Bij velen is ruwvoerpositie door de droogte aan de krappe kant. Daardoor zijn de najaarssneden een stuk interessanter. Een hoge kwaliteit ruwvoer is met de vierde en vijfde snede echter niet zo makkelijk te bereiken. Dit artikel geeft enkele tips.
Neerslag, mist en dauw maken het moeilijker om de najaarssneden met het gewenste drogestofpercentage in de kuil of baal te krijgen. Het risico op vervuiling en schimmelvorming is bovendien vaak hoger dan bij de voorjaars- en zomersneden.
Zo maak je een geslaagde najaarskuil
Om zeker te zijn van een najaarskuil van goede kwaliteit, adviseren voedingsadviseurs het navolgende:
- De basis: alleen hoogwaardige grasbestanden met een hoog aandeel Engels raaigras inkuilen.

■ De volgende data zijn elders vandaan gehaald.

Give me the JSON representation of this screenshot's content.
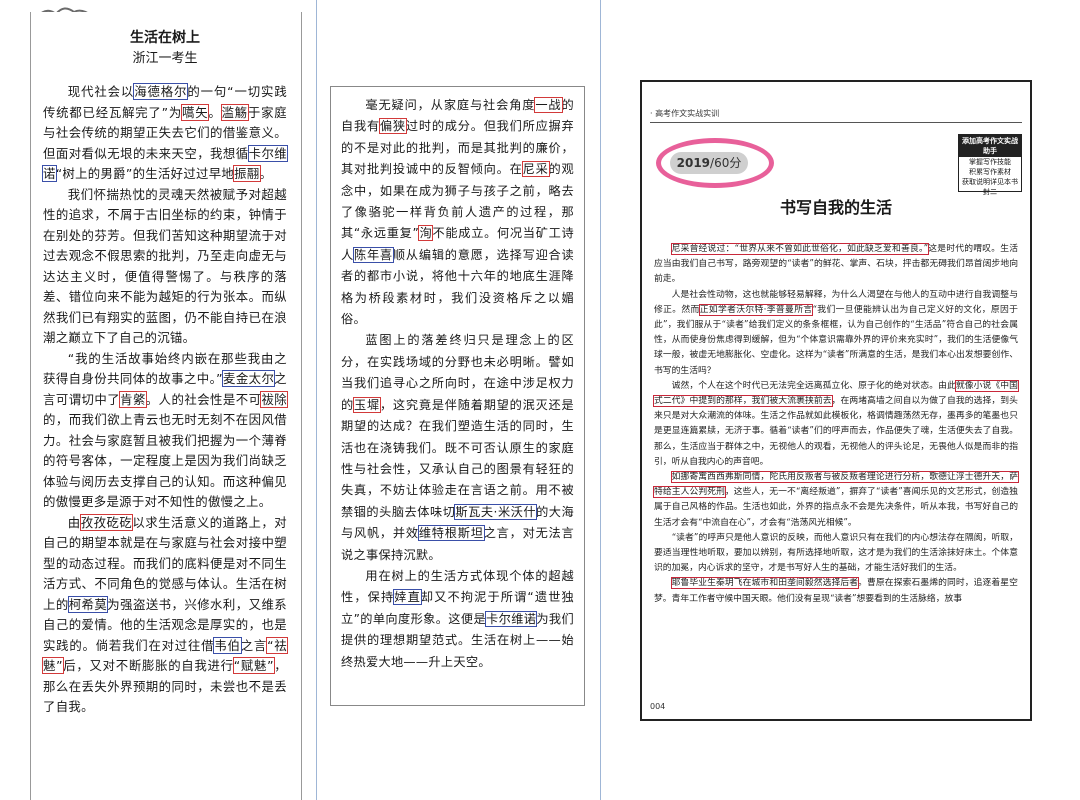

- Het maaimoment juist kiezen (jong gewas oogsten, maaien aan de hand van groeistadium).
- Schimmelvorming van gras op stam in de gaten houden, bij waarnemen ervan (kroonroest) bij de eerste gelegenheid maaien en het gewas niet door laten groeien.
- Laten drogen tot 30 tot 37 procent drogestof. De najaarsomstandigheden met meer neerslag en dauw en mist bemoeilijken het behalen van het gewenste drogestofgehalte vaak. Daarom is het wenselijk te maaien met een kneuzer. Laat het gewas niet langer dan anderhalve dag op het land liggen.
- Als het gewas te nat is langer hakselen om perssapverliezen in te dammen. In de sleufsilo of rijkuil ervoor zorgen dat perssappen op een goede manier worden opgevangen.
- Bij een drogestofpercentage tussen 25 en 30 procent is het nog mogelijk om foliebalen te maken.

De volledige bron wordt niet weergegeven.